The issue in this case is whether the trial court abused its discretion in denying defendant’s request to allow Dr. Loftus’s expert testimony on the reliability of eyewitness identifications.

To begin with, there is no question that this is the type of case for which expert eyewitness testimony is both relevant and appropriate. The only evidence of defendant’s guilt in this case is the eyewitness identifications made by Clark and Gill. There is no physical evidence tying defendant to the crime, and defendant neither confessed nor made any other type of incriminating statement. In other words, the State’s case against defendant hangs 100% on the reliability of its eyewitness identifications.

In addition, of the several factors that both Dr. Fulero and Dr. Loftus identified as potentially contributing to the unreliability of eyewitness identification, most are either present or possibly present in this case.

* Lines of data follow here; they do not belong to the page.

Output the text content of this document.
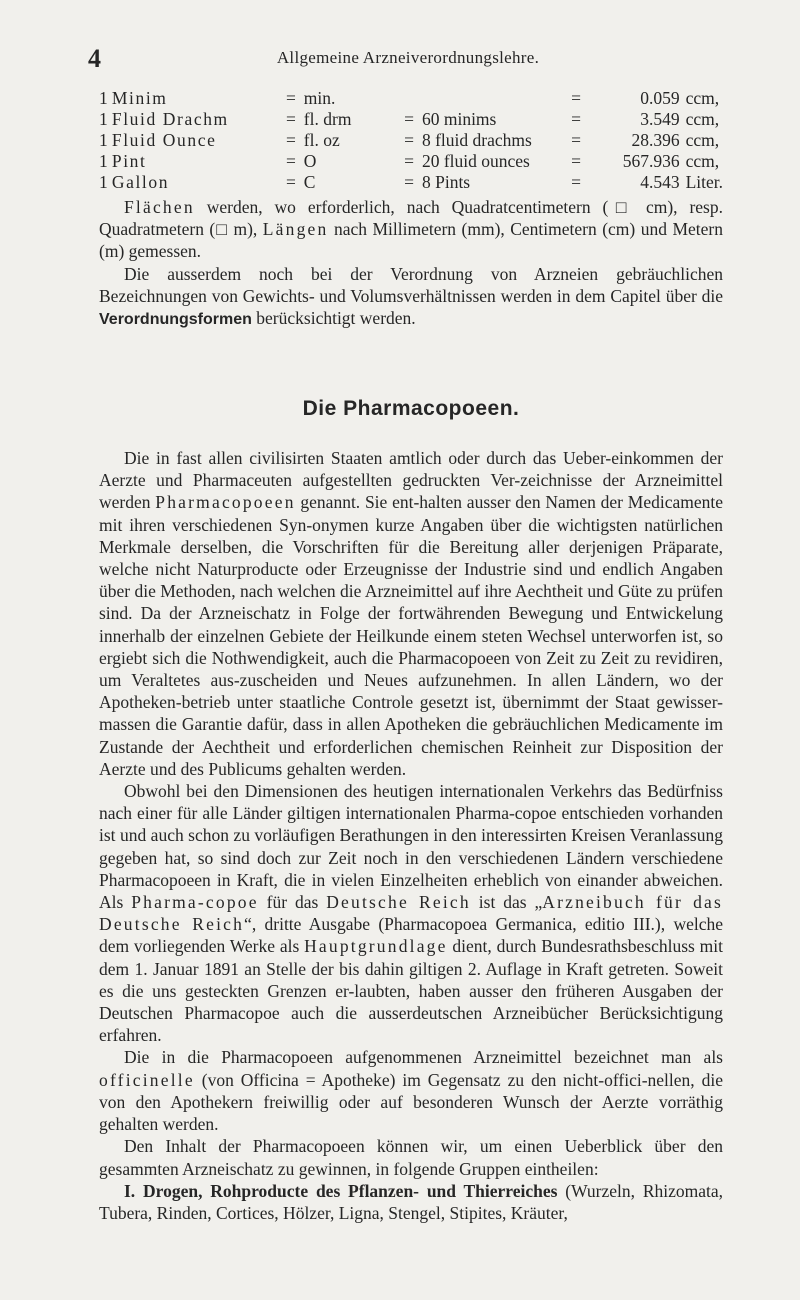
4	Allgemeine Arzneiverordnungslehre.
1	Minim	=	min.			=	0.059	ccm,
1	Fluid Drachm	=	fl. drm	=	60 minims	=	3.549	ccm,
1	Fluid Ounce	=	fl. oz	=	8 fluid drachms	=	28.396	ccm,
1	Pint	=	O	=	20 fluid ounces	=	567.936	ccm,
1	Gallon	=	C	=	8 Pints	=	4.543	Liter.

Flächen werden, wo erforderlich, nach Quadratcentimetern (□ cm), resp. Quadratmetern (□ m), Längen nach Millimetern (mm), Centimetern (cm) und Metern (m) gemessen.

Die ausserdem noch bei der Verordnung von Arzneien gebräuchlichen Bezeichnungen von Gewichts- und Volumsverhältnissen werden in dem Capitel über die Verordnungsformen berücksichtigt werden.

Die Pharmacopoeen.

Die in fast allen civilisirten Staaten amtlich oder durch das Ueber-einkommen der Aerzte und Pharmaceuten aufgestellten gedruckten Ver-zeichnisse der Arzneimittel werden Pharmacopoeen genannt. Sie ent-halten ausser den Namen der Medicamente mit ihren verschiedenen Syn-onymen kurze Angaben über die wichtigsten natürlichen Merkmale derselben, die Vorschriften für die Bereitung aller derjenigen Präparate, welche nicht Naturproducte oder Erzeugnisse der Industrie sind und endlich Angaben über die Methoden, nach welchen die Arzneimittel auf ihre Aechtheit und Güte zu prüfen sind. Da der Arzneischatz in Folge der fortwährenden Bewegung und Entwickelung innerhalb der einzelnen Gebiete der Heilkunde einem steten Wechsel unterworfen ist, so ergiebt sich die Nothwendigkeit, auch die Pharmacopoeen von Zeit zu Zeit zu revidiren, um Veraltetes aus-zuscheiden und Neues aufzunehmen. In allen Ländern, wo der Apotheken-betrieb unter staatliche Controle gesetzt ist, übernimmt der Staat gewisser-massen die Garantie dafür, dass in allen Apotheken die gebräuchlichen Medicamente im Zustande der Aechtheit und erforderlichen chemischen Reinheit zur Disposition der Aerzte und des Publicums gehalten werden.

Obwohl bei den Dimensionen des heutigen internationalen Verkehrs das Bedürfniss nach einer für alle Länder giltigen internationalen Pharma-copoe entschieden vorhanden ist und auch schon zu vorläufigen Berathungen in den interessirten Kreisen Veranlassung gegeben hat, so sind doch zur Zeit noch in den verschiedenen Ländern verschiedene Pharmacopoeen in Kraft, die in vielen Einzelheiten erheblich von einander abweichen. Als Pharma-copoe für das Deutsche Reich ist das „Arzneibuch für das Deutsche Reich“, dritte Ausgabe (Pharmacopoea Germanica, editio III.), welche dem vorliegenden Werke als Hauptgrundlage dient, durch Bundesrathsbeschluss mit dem 1. Januar 1891 an Stelle der bis dahin giltigen 2. Auflage in Kraft getreten. Soweit es die uns gesteckten Grenzen er-laubten, haben ausser den früheren Ausgaben der Deutschen Pharmacopoe auch die ausserdeutschen Arzneibücher Berücksichtigung erfahren.

Die in die Pharmacopoeen aufgenommenen Arzneimittel bezeichnet man als officinelle (von Officina = Apotheke) im Gegensatz zu den nicht-offici-nellen, die von den Apothekern freiwillig oder auf besonderen Wunsch der Aerzte vorräthig gehalten werden.

Den Inhalt der Pharmacopoeen können wir, um einen Ueberblick über den gesammten Arzneischatz zu gewinnen, in folgende Gruppen eintheilen:

I. Drogen, Rohproducte des Pflanzen- und Thierreiches (Wurzeln, Rhizomata, Tubera, Rinden, Cortices, Hölzer, Ligna, Stengel, Stipites, Kräuter,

These include the stress of the event itself, the use and presence of a weapon, the wearing of a partial disguise, exposure to post event information, nighttime viewing, and cross-racial identification.

According to Dr. Loftus’s report, the factors impacting the reliability of eyewitness identifications can operate even when the witness is previously acquainted with the accused, and Dr. Loftus’s testimony would not include any opinion as to the credibility of any specific witness or any specific identification.

Abuse of discretion is a highly deferential standard of review, and we reiterate that we will find such abuse only when the trial court’s decision is “arbitrary, fanciful, or unreasonable to the degree that no reasonable person would agree with it.”  We find that to be the case here. As discussed above, what we have in this case is the trial court denying defendant’s request to present relevant and probative testimony from a qualified expert that speaks directly to the State’s only evidence against him, and doing so for reasons that are both expressly contradicted by the expert’s report and inconsistent with the actual facts of the case. A decision of that nature rises to the level of both arbitrary and unreasonable to an unacceptable degree, and we therefore find that the trial court’s decision denying defendant’s request to admit Dr. Loftus’s expert testimony was an abuse of discretion.

For the foregoing reasons, we affirm the judgment of the appellate court, which reversed the judgment of the trial court and remanded the cause for a new trial with directions to allow expert testimony on eyewitness identification subject to the provisions of Rule 702 of the Illinois Rules of Evidence (eff. Jan. 1, 2011).